Я был молод и наивен тогда. И не знал, что означает это загадочное слово — мениск.

— Это пустяк, — успокаивал Кишаян. — Ерунда полная. Всего лишь колено. Точнее, жидкость в колене. Вода в чашечке, понял? Полежишь в гипсе, потом я тебе для виду чашечку эту подрежу и сразу зашью. Месячишко здесь поваляешься, затем на реабилитацию домой поедешь, там еще месячишко проведешь — глядишь, туда-сюда, а уже дембель.

Гипнотический шепот врача убаюкивал сознание. И вдруг страшная догадка молнией прорезала мой успокоившийся было организм.

— А в санчасть полка уже сообщили, что у меня аппендицит? — вкрадчиво спросил я.

— А как же не сообщить, сынок, — обиделся Кишаян. — Конечно, сообщили. Нам скрывать нечего.

— А теперь, значит, сообщат, что у меня мениск? — не успокаивался я.

— А почему же нет? — искренне удивился Кишаян. — В обязательном порядке. Так и доложим. Мениск, мол. Ничего не поделаешь.

— Михаил Изекович, вы что, действительно не понимаете, что происходит? Я же Чумакову сказал, что иду зубы лечить. Зу-бы!

— Ну и что? — не переставал удивляться Кишаян.

— Как это — что? Я ему говорю, что иду лечить зубы, а через час он узнает, что это вовсе не зубы, а аппендицит, а еще через пару часов — что у меня, оказывается, мениск проявился. Фигня получается, товарищ подполковник!

— Кто из нас врач — ты или я? — всерьез начал обижаться Кишаян. — Что ты мне тут разводишь, понимаешь, «фигня-мигня». Медицина — дело темное. Все в ней взаимосвязано. Зубы влияют на желудок, желудок на аппендикс, аппендикс на пах, пах на ноги… Ты же, надеюсь, на ногах ходишь?

— На ногах.

— Ну вот. А еще спрашиваешь — откуда мениск. И хватит об этом. Сейчас сестричка придет. Наколенник гипсовый наложит. Тутр называется.
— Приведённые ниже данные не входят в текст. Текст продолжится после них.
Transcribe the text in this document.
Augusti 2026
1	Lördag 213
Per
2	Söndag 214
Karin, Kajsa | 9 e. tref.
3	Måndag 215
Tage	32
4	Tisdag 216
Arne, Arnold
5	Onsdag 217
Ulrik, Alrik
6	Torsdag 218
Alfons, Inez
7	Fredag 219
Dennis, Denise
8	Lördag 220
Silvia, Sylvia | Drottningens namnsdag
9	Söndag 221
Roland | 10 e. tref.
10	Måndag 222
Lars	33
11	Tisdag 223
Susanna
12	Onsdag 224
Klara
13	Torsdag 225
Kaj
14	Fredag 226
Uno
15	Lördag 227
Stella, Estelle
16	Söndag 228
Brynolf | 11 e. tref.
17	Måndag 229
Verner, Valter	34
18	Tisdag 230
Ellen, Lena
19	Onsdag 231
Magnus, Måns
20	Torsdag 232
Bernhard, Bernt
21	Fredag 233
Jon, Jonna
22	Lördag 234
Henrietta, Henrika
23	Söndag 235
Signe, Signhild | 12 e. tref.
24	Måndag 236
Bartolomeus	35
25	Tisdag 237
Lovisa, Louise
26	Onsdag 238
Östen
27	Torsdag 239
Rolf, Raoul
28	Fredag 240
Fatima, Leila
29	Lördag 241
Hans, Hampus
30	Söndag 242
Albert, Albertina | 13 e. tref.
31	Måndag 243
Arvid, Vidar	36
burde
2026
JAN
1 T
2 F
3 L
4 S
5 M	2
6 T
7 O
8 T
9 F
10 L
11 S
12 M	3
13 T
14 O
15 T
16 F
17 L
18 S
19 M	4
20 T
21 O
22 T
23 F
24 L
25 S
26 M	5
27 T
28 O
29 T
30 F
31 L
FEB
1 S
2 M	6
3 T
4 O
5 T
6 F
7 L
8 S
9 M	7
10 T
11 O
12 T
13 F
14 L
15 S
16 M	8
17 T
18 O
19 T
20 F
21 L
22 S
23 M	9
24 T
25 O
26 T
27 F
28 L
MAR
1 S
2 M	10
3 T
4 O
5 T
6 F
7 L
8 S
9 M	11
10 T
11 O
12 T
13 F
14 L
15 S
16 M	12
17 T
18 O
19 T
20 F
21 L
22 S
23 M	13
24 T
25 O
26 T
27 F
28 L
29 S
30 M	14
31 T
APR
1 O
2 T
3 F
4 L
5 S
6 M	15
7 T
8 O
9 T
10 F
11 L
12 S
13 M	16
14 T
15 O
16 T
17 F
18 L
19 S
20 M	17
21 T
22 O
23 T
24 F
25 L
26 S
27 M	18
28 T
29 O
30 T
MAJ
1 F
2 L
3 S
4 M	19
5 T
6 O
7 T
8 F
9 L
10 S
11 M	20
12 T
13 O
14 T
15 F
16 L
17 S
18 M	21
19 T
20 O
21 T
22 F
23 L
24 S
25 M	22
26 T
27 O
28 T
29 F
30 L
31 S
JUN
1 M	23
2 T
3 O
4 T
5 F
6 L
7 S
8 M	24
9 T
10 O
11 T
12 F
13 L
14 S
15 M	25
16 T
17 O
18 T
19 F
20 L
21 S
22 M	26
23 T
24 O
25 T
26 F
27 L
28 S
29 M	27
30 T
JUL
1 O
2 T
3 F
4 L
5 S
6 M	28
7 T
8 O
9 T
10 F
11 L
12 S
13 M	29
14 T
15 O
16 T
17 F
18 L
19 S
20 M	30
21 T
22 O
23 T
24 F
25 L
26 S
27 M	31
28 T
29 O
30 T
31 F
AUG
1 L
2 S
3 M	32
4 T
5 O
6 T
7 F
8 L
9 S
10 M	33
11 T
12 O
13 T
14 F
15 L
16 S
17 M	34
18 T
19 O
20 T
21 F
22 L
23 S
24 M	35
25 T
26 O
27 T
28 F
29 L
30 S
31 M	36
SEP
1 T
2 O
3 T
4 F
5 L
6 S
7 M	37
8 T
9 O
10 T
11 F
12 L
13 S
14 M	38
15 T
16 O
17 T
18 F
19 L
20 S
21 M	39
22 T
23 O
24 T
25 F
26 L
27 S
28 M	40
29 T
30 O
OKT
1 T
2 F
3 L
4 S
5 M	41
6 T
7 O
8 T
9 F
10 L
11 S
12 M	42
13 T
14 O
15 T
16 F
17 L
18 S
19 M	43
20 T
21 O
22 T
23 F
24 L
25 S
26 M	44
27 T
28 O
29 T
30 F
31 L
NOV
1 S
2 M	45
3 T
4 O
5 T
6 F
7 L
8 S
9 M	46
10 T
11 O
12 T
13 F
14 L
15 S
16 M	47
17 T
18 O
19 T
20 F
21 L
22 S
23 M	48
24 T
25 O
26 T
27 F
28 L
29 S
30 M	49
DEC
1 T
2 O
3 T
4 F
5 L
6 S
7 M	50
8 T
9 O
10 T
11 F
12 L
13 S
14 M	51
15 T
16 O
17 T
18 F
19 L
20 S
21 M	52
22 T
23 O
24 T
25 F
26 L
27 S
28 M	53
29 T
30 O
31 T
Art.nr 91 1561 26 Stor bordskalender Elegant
Я сдался. Тутр причинял некоторые неудобства. Он настолько плотно обжимал ногу, что ее невозможно было согнуть. Поэтому при ходьбе ее приходилось выбрасывать, как костыль, далеко вперед, и походка приобрела фанфаронски-петушиный характер. Но это еще было полбеды. Самое неприятное заключалось в том, что коленка под тутром отчаянно чесалась. Пытаясь пробраться внутрь для вожделенного акта почесывания, я потихонечку расковыривал девственную поверхность гипсового покрытия и наконец расковырял ее так, что тутр стал болтаться на ноге, как флаг на древке во время сильного ветра. Иногда он и вовсе спадал. Возвращая его в исходное положение, я украдкой озирался по сторонам, пытаясь обнаружить наблюдающий за мной исподтишка циничный шпионский глаз чумаковского резидента. Так прошло две недели. Тут приехала проверяющая комиссия, и Кишаян предательски выбросил меня за стены уже столь полюбившегося мне лечебного заведения.